演出:河床劇團
時間:2013/08/10   14:30
地點:國家戲劇院實驗劇場

文 鄭微馨(表演藝術行業人員)

起初,是受到劇名以及視覺上的吸引,DM上只露出一個人的半臉,戴著鼻環及女性式樣的耳環,紅潤的唇下有顆青春痘,白皙的皮膚佈滿淡斑,讓人好奇這看似年輕又叛逆的隱者是什麼身分,緊閉的雙唇中又隱藏著甚麼樣的秘密?而,什麼樣的秘密值得被交換?一連串的想像加上夏宇總是莫名令筆者深刻的詩句,搭配河床劇團一貫對劇場存在優雅的意象,更增添期待。

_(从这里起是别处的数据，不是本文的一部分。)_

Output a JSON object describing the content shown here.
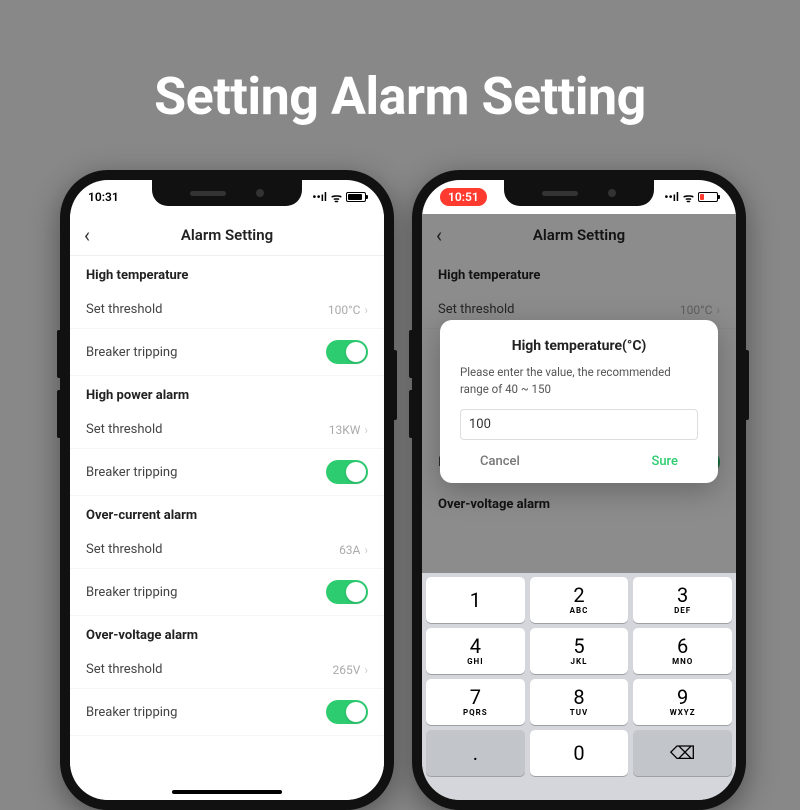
{
  "heading": "Setting Alarm Setting",
  "phoneA": {
    "time": "10:31",
    "title": "Alarm Setting",
    "sections": [
      {
        "header": "High temperature",
        "thresholdLabel": "Set threshold",
        "thresholdValue": "100°C",
        "breakerLabel": "Breaker tripping"
      },
      {
        "header": "High power alarm",
        "thresholdLabel": "Set threshold",
        "thresholdValue": "13KW",
        "breakerLabel": "Breaker tripping"
      },
      {
        "header": "Over-current alarm",
        "thresholdLabel": "Set threshold",
        "thresholdValue": "63A",
        "breakerLabel": "Breaker tripping"
      },
      {
        "header": "Over-voltage alarm",
        "thresholdLabel": "Set threshold",
        "thresholdValue": "265V",
        "breakerLabel": "Breaker tripping"
      }
    ]
  },
  "phoneB": {
    "time": "10:51",
    "title": "Alarm Setting",
    "bg": {
      "s1": "High temperature",
      "threshLabel": "Set threshold",
      "threshVal": "100°C",
      "breaker": "Breaker tripping",
      "s2": "Over-voltage alarm"
    },
    "dialog": {
      "title": "High temperature(°C)",
      "message": "Please enter the value, the recommended range of 40 ~ 150",
      "value": "100",
      "cancel": "Cancel",
      "ok": "Sure"
    },
    "keys": [
      {
        "m": "1",
        "s": ""
      },
      {
        "m": "2",
        "s": "ABC"
      },
      {
        "m": "3",
        "s": "DEF"
      },
      {
        "m": "4",
        "s": "GHI"
      },
      {
        "m": "5",
        "s": "JKL"
      },
      {
        "m": "6",
        "s": "MNO"
      },
      {
        "m": "7",
        "s": "PQRS"
      },
      {
        "m": "8",
        "s": "TUV"
      },
      {
        "m": "9",
        "s": "WXYZ"
      },
      {
        "m": ".",
        "s": "",
        "fn": true
      },
      {
        "m": "0",
        "s": ""
      },
      {
        "m": "⌫",
        "s": "",
        "fn": true,
        "back": true
      }
    ]
  }
}
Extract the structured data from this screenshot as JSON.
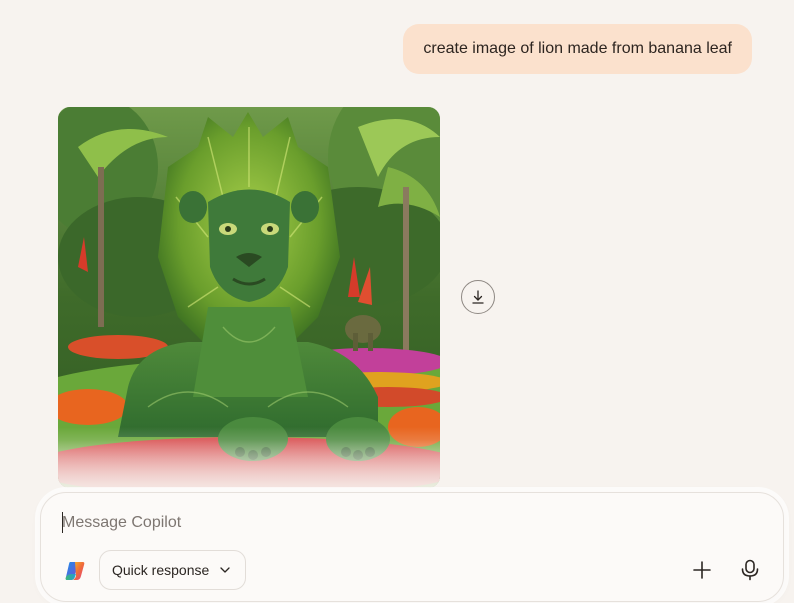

此劇以近乎無語言的方式表現,更多的是使用身體和畫面傳達的意含伴隨一陣陣吟唱與重複的呢喃。身穿紅色浴袍的女人用粉撲沾抹暗青色塗料,緩慢地、一抹一抹地擦在白皙的臉上,一旁像是扮演女人內心世界的兩位角色,其一低頭沉默、其一拿著酒杯倒出鮮紅汁液,女人最後循著外頭的歌聲,踏著緩慢的步伐離去…,這便是戲的開頭,緩慢而沉靜,讓觀眾有足夠的時間想像其背後的故事、猜測女人的身世,如同詩作般充滿餘韻。

為了表達「說」這件事,有時「說不出」更教人體會深刻,劇中兩個片段不斷迴盪在我腦海裡,一是一位被抬出的亡故女子,被人撐開嘴巴捏出紙條,紙條被朗誦完之後,旋即有一名男子自動地把紙條放入自己口中,亡故女子被抬走了,重新含入紙條的男子倒在她原本的位置上,一切像是早已被安排好的步驟,毫無疏漏,讓人覺得生活中所接收的訊息都是被刻意經營過的,資訊的選擇性公開,即使眼睜睜卻無奈;一是一對動作親密的男女,但男人嘴裡被塞了一個大塞子,無法言語,女人對男人有各種表態,用力的親吻(塞子)、輕柔的肢體、丟蔬菜的小裡小器,沉浸在自己充沛的情感當中,但男人始終不為所動,或者說是嘴巴硬被塞子堵住而無法反抗,乾脆選擇視而忽之,覺得是描述男女關係的經典寫照。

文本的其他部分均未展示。